Pensions  

Pension transfers fuel rise in FTSE350 scheme payouts

Pension transfers fuel rise in FTSE350 scheme payouts

The amount of money flowing out of FTSE350 companies’ defined benefit pension schemes rose by 17 per cent in 2016, with the number of transfers running at ten times the level of before the new freedoms came into being two years ago.

According to Willis Towers Watson’s analysis of company accounts, a spike in the number of members transferring to defined contribution schemes to gain unfettered access to their retirement pots, as per the April 2015 rules, should explain most of the increase.

However it noted published accounts do not separate transfers from regular pension payments and tax-free lump sums at retirement.

Article continues after advert

In total there were 101 companies with defined benefit pension schemes and 31 December reporting dates in the FTSE350 index in both 2015 and 2016.

Payments from these schemes increased from £20bn in 2015 to almost £23.5bn in 2016. A quarter of employers reported that payments rose by at least 25 per cent year-on- year.

Charles Rodgers, a senior consultant at Willis Towers Watson, said: “In our experience, the number of people transferring was almost twice as high in 2016 as in 2015, and  members with bigger pensions have been disproportionately likely to transfer.

"However,  the real surge did not come until late 2016/early 2017, so will not be fully reflected in  2016 accounts.

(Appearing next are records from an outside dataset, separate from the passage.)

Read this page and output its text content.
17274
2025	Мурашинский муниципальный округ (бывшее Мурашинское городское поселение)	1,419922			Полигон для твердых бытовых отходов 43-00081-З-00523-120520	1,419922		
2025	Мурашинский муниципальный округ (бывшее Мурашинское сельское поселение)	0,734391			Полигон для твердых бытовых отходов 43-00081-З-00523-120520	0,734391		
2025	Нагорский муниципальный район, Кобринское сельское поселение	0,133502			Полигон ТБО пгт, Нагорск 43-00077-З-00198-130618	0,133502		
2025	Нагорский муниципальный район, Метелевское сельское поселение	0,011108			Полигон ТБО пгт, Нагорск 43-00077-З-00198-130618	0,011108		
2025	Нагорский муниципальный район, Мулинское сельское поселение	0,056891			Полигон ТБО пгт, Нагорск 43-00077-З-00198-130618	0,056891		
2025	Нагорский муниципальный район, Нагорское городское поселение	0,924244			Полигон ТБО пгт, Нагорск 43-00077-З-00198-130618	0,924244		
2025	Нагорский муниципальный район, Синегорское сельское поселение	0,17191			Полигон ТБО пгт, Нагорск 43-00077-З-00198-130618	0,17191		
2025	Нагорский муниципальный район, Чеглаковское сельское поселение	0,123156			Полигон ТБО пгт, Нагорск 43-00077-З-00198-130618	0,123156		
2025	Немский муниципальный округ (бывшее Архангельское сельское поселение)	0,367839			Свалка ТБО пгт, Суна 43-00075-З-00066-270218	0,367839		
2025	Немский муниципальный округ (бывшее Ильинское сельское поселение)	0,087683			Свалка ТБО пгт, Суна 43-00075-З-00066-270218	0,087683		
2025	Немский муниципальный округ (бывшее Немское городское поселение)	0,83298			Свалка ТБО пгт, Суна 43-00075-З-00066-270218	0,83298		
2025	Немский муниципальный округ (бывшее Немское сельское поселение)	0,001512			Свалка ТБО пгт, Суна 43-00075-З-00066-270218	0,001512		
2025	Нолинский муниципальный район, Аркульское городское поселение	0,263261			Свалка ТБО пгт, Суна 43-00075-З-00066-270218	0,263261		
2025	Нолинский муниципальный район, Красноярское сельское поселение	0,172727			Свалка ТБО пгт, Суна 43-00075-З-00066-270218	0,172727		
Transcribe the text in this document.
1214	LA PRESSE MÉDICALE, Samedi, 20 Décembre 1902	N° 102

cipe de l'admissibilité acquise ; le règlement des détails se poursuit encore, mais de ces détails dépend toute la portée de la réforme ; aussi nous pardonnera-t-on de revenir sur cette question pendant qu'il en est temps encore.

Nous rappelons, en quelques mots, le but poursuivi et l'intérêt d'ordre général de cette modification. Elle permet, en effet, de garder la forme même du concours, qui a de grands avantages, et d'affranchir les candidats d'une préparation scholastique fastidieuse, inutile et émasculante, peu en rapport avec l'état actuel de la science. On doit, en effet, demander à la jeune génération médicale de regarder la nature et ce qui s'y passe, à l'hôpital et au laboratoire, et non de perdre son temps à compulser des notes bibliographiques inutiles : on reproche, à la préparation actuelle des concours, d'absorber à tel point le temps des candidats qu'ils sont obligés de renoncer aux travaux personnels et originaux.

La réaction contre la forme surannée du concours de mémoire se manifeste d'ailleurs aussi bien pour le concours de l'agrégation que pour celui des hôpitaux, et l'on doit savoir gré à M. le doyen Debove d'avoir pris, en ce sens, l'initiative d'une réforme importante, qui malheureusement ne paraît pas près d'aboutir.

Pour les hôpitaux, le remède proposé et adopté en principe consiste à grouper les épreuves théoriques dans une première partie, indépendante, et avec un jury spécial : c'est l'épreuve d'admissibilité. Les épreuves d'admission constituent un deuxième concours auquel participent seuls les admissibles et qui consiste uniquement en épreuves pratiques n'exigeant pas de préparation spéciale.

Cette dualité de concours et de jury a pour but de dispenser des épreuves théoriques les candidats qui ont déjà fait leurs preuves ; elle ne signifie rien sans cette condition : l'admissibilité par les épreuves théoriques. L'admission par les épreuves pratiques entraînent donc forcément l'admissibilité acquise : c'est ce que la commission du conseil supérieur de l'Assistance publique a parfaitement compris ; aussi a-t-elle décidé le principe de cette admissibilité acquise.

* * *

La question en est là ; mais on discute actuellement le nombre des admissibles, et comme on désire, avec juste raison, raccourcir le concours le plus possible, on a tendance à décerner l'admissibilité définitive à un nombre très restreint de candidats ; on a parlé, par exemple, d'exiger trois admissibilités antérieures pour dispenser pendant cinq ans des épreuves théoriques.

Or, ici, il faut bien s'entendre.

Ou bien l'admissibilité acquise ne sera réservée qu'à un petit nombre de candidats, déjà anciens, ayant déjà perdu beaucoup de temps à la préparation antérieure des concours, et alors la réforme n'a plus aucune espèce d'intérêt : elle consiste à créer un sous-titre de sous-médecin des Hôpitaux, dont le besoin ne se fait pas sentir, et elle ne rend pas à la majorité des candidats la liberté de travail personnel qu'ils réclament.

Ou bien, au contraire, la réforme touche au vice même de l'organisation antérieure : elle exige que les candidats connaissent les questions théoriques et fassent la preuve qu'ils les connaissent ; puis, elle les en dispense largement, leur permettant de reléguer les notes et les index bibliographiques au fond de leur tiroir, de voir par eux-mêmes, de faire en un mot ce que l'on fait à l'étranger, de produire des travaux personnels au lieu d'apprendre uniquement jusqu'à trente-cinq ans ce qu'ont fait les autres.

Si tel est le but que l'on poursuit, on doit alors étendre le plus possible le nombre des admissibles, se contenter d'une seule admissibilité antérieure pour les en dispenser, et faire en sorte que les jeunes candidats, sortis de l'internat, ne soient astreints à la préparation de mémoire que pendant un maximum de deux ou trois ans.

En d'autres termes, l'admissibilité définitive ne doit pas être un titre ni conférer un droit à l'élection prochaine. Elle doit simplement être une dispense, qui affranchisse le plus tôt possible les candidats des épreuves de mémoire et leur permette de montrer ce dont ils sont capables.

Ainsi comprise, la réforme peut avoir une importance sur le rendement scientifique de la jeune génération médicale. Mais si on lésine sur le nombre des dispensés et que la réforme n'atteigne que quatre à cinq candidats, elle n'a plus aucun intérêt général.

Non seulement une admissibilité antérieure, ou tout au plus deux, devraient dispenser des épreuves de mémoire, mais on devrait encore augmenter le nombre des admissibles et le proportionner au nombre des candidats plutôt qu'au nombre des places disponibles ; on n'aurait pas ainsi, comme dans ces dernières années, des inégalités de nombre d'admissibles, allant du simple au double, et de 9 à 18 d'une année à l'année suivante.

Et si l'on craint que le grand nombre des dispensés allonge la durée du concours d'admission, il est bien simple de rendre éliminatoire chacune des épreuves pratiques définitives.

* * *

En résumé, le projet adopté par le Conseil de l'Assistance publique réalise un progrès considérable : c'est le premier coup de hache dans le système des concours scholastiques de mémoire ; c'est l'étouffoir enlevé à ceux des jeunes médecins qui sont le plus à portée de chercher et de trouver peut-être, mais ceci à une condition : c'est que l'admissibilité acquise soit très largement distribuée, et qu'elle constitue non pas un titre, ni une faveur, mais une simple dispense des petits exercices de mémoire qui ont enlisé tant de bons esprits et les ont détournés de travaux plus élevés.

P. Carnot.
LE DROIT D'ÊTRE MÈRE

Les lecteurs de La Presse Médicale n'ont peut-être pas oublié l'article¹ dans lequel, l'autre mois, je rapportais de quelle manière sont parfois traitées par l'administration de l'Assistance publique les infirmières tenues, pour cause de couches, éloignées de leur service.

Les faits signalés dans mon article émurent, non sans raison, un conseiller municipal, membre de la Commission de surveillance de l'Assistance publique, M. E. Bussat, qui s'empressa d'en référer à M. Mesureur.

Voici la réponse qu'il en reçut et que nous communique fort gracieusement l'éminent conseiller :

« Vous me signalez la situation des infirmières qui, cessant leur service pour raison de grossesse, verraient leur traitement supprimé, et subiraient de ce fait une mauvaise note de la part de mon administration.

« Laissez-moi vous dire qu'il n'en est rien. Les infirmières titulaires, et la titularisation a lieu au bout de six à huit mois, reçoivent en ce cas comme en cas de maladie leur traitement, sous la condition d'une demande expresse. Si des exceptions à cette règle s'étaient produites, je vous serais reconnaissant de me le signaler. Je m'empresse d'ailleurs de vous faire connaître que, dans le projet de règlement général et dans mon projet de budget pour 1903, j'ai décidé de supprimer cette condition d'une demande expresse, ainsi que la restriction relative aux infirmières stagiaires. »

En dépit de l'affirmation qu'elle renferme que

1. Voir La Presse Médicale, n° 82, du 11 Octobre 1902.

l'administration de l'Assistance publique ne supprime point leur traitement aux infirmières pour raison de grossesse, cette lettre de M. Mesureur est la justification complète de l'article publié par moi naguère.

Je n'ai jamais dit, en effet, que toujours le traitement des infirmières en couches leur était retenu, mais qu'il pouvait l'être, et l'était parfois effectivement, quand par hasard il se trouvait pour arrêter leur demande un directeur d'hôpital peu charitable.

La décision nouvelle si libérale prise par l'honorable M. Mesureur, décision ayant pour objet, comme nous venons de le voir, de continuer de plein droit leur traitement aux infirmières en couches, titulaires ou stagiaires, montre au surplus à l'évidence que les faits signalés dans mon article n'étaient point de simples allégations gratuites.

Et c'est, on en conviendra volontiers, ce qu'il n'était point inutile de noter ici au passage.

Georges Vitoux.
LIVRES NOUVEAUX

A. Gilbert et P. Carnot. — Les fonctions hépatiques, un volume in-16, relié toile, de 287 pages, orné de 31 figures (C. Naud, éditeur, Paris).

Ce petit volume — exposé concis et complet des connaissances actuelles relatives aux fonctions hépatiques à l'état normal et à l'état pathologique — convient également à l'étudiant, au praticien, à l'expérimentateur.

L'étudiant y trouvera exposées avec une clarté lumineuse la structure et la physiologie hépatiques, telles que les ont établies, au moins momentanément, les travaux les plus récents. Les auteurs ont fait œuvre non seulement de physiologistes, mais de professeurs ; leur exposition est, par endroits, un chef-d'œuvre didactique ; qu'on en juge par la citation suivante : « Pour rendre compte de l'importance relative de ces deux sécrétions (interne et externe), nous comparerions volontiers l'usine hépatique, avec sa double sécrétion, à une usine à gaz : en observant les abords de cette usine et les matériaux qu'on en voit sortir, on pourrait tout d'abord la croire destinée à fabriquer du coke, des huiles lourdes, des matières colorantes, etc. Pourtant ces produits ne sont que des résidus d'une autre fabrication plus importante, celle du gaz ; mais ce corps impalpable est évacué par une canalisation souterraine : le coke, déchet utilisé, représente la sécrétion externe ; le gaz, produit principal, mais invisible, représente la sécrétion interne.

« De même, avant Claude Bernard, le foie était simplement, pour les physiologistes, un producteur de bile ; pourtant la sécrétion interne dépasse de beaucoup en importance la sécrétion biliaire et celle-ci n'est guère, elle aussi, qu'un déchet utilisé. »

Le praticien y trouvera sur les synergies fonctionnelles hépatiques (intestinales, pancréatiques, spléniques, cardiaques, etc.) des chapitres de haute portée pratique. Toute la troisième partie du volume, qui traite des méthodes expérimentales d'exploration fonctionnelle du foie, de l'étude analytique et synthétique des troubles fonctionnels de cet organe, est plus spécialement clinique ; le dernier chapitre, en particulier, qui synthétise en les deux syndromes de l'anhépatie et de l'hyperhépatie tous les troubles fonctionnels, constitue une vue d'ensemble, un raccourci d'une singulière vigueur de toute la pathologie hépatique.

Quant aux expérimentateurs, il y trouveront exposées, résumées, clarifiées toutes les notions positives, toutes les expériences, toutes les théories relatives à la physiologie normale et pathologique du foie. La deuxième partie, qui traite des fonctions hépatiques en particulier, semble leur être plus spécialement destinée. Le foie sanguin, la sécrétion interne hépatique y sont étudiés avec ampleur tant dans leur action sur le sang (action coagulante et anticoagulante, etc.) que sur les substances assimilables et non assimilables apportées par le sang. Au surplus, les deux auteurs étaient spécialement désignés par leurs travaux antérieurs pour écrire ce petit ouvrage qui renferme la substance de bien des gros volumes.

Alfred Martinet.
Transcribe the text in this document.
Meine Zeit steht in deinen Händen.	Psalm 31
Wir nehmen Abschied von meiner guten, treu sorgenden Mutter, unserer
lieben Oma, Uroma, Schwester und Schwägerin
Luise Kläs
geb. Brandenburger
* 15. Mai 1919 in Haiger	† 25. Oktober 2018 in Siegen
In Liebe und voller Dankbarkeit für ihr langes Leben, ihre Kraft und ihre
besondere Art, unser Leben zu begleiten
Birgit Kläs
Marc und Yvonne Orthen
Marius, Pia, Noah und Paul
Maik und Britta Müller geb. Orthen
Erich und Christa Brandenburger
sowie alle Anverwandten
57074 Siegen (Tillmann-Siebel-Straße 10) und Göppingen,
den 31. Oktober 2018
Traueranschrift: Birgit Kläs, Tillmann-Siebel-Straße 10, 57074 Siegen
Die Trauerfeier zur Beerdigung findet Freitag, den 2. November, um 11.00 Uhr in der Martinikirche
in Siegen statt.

"Recently, the number of transfers has been running at about 10 times the level seen before ‘pension freedom’ was announced; if this continues, next year’s company accounts should tell a more dramatic story.

"Lower interest rates have pushed up transfer values. Sums equivalent to 25, 30 or occasionally even 40 times the annual pension have proved tempting to members.”

Pensions rise with inflation every year and the pensioner population is growing, so transfer activity is not the only explanation for the 17 per cent rise in benefit payments, but it is likely to have been the major factor.

In most schemes, the number of transfers in 2016 will have been small in relation to the total membership, though some members who have stayed in the scheme so far will just  be keeping their options open until they are closer to retirement.

Transfer rates can also be much higher where employers pay for independent financial advice.

Previous Willis Towers Watson research found that 31 per cent of members over 55 whose employers offered to do this had chosen to transfer out in 2016/17 (56 per cent engaged with the adviser and 55 per cent of these transferred).

Allan Maxwell, chartered financial planner at Corporate Benefits Consulting, Glasgow is not surprised by this increase in the funds flowing out of DB pension schemes "as it reflects the large number of requests that we are getting to provide DB transfer advice".

He adds: "It is likely that the majority of these transfers are from well funded schemes where the employer has a strong covenant and wishes to remove the ongoing uncertainty of DB liabilities, whereas employers with poorly funded schemes are likely to see less activity as the transfer values offered may be at reduced levels.”